Jeff firmly believes that human connection is the key to a thriving business. Technology can (and should) be used to bridge the gap between you and your clients. But before you can build the bridge, you’ve got to have a blueprint. Decide what your client needs, craft your message, and then amplify your message by using all the shiny tech tools at your disposal.
2. What the top agencies are doing right now (and you should copy)
“The agencies at the top aren’t an insurance business first, they’re an experience business, so they’re looking at how they show up and wow people every touchpoint, and how they use data and analytics to actually analyze all the touchpoints to make decisions. They offer clients choices on how they interact with their agency. They offer facts, they offer internet texting, they can Skype. They give people choice because the bottom line is people want to do business how they want to do business with, not how we think they want to do business.”
As Jeff points out, today’s most profitable agencies prioritize client experience over products.

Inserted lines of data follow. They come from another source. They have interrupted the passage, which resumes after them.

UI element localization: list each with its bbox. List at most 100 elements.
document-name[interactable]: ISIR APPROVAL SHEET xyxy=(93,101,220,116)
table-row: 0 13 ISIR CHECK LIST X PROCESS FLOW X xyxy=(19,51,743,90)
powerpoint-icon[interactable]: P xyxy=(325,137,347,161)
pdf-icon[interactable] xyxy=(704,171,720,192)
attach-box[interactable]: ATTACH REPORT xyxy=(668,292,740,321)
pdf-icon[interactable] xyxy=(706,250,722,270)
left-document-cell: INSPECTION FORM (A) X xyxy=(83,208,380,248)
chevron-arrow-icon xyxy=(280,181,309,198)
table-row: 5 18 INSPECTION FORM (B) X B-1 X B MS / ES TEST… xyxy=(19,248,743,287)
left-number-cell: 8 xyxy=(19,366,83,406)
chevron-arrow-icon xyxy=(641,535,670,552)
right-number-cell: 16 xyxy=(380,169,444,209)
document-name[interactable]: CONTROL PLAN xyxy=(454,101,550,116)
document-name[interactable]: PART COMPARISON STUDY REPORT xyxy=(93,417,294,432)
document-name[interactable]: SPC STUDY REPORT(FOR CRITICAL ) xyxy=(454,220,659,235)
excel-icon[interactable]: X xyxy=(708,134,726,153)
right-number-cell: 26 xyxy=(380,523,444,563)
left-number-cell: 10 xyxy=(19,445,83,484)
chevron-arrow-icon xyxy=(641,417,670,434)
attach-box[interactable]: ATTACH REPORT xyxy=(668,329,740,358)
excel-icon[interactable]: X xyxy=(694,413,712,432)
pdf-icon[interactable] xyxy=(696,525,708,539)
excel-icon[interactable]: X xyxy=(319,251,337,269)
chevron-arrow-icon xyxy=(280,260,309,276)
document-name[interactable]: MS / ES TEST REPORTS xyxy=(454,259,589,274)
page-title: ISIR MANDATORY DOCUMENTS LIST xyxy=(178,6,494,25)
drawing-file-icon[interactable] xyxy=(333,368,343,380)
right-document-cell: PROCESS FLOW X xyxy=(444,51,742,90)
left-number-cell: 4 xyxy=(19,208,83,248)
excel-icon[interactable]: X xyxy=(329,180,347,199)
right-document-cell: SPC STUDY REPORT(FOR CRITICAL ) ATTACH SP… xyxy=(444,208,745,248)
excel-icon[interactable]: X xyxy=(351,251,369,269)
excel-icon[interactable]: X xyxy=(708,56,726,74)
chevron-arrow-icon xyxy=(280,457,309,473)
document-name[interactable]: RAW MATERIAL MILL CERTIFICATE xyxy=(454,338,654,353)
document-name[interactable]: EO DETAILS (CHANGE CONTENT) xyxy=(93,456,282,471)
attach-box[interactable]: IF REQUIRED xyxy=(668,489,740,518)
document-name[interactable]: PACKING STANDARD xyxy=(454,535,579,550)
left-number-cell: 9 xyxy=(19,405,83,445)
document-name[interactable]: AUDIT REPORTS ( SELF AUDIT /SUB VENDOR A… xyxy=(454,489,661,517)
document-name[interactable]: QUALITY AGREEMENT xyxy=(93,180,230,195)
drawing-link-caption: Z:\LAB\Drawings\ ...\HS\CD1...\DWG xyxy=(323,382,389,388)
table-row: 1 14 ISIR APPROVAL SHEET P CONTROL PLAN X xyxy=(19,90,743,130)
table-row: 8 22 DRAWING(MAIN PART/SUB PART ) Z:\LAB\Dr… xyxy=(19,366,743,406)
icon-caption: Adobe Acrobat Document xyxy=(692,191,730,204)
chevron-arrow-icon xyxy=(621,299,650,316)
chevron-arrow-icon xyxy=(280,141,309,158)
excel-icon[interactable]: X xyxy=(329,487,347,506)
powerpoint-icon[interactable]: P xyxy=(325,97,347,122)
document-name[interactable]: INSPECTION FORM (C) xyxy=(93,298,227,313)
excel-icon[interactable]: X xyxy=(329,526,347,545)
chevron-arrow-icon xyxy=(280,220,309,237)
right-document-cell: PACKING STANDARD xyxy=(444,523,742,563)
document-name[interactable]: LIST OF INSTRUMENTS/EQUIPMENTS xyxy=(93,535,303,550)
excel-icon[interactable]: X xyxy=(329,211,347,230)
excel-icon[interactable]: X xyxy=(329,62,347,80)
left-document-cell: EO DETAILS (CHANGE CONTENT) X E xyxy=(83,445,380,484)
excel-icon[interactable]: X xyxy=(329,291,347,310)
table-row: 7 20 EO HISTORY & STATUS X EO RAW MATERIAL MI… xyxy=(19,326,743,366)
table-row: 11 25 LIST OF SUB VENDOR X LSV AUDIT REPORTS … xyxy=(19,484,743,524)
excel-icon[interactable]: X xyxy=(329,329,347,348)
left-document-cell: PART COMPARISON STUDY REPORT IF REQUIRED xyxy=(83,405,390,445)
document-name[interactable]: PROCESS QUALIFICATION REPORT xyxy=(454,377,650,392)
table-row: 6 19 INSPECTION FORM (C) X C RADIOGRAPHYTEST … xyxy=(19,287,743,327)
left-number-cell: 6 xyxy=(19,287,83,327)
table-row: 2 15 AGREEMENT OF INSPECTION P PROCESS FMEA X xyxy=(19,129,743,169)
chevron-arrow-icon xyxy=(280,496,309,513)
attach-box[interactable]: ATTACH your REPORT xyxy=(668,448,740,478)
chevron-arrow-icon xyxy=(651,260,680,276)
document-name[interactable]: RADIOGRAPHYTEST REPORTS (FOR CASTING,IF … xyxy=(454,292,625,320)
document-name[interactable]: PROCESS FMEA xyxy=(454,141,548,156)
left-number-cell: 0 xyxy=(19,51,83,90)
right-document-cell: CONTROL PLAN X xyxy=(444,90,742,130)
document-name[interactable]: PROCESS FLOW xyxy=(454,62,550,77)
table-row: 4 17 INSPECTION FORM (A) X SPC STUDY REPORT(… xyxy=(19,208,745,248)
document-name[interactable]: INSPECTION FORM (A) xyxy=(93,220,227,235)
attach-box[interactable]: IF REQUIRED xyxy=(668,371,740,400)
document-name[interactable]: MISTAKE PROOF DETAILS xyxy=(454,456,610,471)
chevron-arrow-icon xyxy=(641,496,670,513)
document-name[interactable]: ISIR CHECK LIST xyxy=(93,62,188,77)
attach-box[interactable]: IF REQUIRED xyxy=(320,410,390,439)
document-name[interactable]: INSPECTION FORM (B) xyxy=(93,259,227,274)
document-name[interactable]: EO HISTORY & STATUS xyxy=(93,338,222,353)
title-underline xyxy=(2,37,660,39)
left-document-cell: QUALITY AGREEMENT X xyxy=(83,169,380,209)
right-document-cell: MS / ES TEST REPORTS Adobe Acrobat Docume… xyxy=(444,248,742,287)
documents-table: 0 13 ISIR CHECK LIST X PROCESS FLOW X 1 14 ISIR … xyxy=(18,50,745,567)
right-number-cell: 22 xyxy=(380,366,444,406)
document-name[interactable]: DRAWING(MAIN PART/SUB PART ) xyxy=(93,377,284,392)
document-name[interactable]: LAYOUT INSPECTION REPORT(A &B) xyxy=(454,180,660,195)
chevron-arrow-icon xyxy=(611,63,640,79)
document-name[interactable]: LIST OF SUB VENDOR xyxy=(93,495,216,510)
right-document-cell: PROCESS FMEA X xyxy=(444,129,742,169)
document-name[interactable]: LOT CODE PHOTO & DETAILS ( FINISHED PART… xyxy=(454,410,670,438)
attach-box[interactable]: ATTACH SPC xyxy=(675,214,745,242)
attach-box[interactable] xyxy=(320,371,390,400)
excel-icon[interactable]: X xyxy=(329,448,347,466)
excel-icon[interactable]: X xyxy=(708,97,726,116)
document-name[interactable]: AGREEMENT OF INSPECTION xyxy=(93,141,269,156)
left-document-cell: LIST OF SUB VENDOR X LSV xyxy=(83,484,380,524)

No matter how great your agency is, if you can’t provide content to your clients the way they prefer to receive it, you’re creating friction. Look at the numbers—how do your clients want to do business? Use the insights to tailor your agency to your clients’ needs and provide a consistent brand experience across a range of platforms. Not only will you have happy customers, your agency will be better equipped to pivot to address your clients’ ever-changing needs.
3. What matters to your client
“One of my favorite lines is “What registers on people’s give a shit-a-meter.” That’s by far the best way to explain it because my job is to figure out what’s important to a client.”
Jeff and Excalibur aim to see their clients as more than just a risk profile. Understanding your clients’ family dynamic, job, and what they do for fun helps your agency address their concerns and anticipate their future needs. It also saves you from wasted effort and money developing services or products your clients don’t ultimately care about.
4. You’re not competing with every other insurance agency—you’re competing with everyone.
“If somebody gets a quote on Amazon on their book and they can buy it in seconds, why can’t my policy be bought right after that quickly? That’s the huge shift right now. People didn’t compare agents to other industries, but now you’ve got Amazon, you got iTunes. Even people on Tinder can go look shopping for their next significant other with the swipe of their thumb, right? They made everything easier. Back then, you could have a lot of friction and people tolerated it.”
Right now, anyone with a wifi connection can order a pizza or schedule a late-night triste with a single swipe. What a time to be alive! Getting what we want right when we want it has become the new norm. Since shopping around for an insurance quote will never be as exciting as matching with a potential suitor, your agency needs to make the process just as frictionless. Whether it’s instant quotes, an interactive premium calculator or just a brilliantly streamlined app function, start thinking about how your agency can learn from the major players in the “instant gratification” market.
5. “It’s okay to launch and fail.”
As Zig Ziglar once said “If you’re green you’re growing. If you’re ripe you rot.” At Excalibur, Jeff lives by the mantra “launch, fail, learn, fix.” If you have a hunch that an emerging technology, strategy, or service would be beneficial to your agency… try it! Even if it misses the mark, you’re avoiding stagnation. In a world where change is happening at a breakneck pace, the worst thing you can do as an agent is to wallow in your comfort zone. While you want to make smart decisions, don’t let fear keep you from trying something new. Jeff suggests viewing fear as an excuse to “face everything and rise”. Don’t be afraid to see what’s working (or not working) in other industries and learning as much as possible.